An den Orten, an denen sie einen kurzen Halt machte, wurde die Pilgergruppe freundlich empfangen. Am Josefshaus in Hardt etwa malten Kinder Friedensbotschaften auf den Asphalt des Hofes.  Friedensbotschaften waren auch am Rande des Tagebaus auf dem Asphalt zu lesen.

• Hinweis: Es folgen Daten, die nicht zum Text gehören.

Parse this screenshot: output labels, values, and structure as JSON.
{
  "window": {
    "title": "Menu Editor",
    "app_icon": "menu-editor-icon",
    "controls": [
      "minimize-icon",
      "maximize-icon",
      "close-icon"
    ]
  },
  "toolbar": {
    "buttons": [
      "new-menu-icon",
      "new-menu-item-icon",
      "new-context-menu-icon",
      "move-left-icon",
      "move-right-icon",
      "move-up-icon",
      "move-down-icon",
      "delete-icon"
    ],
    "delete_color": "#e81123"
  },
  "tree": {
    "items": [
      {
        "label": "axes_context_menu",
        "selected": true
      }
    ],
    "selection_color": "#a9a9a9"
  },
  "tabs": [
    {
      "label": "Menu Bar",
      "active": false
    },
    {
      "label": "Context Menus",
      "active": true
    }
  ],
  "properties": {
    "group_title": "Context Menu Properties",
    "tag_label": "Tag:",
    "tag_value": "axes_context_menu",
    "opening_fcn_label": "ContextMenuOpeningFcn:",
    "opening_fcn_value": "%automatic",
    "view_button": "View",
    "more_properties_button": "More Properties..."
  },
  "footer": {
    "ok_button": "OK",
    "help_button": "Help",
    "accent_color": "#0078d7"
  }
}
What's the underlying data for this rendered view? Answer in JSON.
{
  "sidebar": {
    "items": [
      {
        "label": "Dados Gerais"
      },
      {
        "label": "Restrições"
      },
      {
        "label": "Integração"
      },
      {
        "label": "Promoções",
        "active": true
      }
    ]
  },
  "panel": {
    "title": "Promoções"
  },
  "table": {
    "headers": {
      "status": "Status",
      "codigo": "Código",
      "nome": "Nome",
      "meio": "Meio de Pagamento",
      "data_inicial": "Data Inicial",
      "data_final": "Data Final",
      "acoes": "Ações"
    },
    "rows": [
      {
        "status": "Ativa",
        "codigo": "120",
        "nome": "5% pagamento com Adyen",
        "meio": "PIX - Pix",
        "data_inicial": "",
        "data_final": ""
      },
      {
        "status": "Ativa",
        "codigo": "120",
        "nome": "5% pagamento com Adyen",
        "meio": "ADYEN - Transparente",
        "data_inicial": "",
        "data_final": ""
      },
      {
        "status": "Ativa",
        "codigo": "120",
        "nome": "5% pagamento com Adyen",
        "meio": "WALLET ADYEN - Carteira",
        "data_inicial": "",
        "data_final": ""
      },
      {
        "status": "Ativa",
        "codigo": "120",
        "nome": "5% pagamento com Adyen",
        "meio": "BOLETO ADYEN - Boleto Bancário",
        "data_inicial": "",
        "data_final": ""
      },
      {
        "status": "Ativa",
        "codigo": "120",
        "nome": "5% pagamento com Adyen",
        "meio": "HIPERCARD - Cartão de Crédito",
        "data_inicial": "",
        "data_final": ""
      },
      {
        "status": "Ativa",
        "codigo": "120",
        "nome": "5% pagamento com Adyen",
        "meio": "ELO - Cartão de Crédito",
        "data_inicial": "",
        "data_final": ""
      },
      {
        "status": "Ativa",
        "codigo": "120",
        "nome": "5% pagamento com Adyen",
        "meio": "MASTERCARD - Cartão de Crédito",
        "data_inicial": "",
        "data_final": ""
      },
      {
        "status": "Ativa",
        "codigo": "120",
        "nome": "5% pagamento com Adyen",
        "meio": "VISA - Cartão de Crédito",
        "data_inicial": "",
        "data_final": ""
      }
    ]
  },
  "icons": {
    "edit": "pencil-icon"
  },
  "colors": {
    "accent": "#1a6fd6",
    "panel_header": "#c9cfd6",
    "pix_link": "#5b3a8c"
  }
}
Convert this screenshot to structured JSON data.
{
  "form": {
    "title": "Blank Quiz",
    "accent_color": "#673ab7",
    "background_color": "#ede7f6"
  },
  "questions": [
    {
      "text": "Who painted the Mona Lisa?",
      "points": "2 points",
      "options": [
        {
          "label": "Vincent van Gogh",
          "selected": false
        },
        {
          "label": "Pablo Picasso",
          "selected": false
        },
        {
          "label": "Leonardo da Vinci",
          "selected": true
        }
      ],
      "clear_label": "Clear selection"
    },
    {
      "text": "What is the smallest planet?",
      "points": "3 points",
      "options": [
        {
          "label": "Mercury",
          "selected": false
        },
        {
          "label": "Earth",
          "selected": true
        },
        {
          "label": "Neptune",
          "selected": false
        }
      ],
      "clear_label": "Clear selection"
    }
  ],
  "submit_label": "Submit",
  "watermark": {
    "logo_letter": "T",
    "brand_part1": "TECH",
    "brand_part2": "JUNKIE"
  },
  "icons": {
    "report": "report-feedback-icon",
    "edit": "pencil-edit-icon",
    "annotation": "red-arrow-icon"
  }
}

Start der Tour durch die Regionen Mönchengladbach und Heinsberg war die Citykirche in Mönchengladbach. (c) Garnet Manecke
Start der Tour durch die Regionen Mönchengladbach und Heinsberg war die Citykirche in Mönchengladbach.

 

>>Im Endeffekt darf man nur dankbar sein.<<

Klaus Scholten

 

Zum Abschluss seiner Tour durch die Regionen Mönchengladbach und Heinsberg stand das Friedenskreuz beim „Gottesdienst an der Kante“ direkt an der Tagebaugrube bei Lützerath. Während des Gottesdienstes waren die übermächtigen Bagger, die auch die Reste von Lützerath und fünf weitere Dörfer wegbaggern sollen, die ganze Zeit im Blickfeld der Gottesdienstbesucher. Es ist das zweite Mal, dass das Friedenskreuz an der Tagebaukante steht. Schon im August 2021 war das Kreuz an der Tagebaukante als Teil des Abschlussgottesdienstes des Gorlebener Kreuzwegs. Auch hier müssen die Organisatoren heute damit leben, dass die Teilnehmerzahl wesentlich geringer ist als noch vor neun Monaten. Dabei ist gerade hier die Zerstörung der Schöpfung eindrucksvoll zu sehen. Der letzte Landwirt hat vor einigen Wochen aufgegeben und seinen Hof an den Energiekonzern RWE verkauft. Ein großer Teil des Ortes ist bereits abgerissen. Einige Höfe und Häuser sind von Aktivisten besetzt. Auch eine Baumhaus-Siedlung gibt es. Alles erinnert etwas an den Hambacher Forst. Obwohl es heute hier friedlich ist, liegt es in der Luft, dass dies bald der Schauplatz großer Proteste sein wird.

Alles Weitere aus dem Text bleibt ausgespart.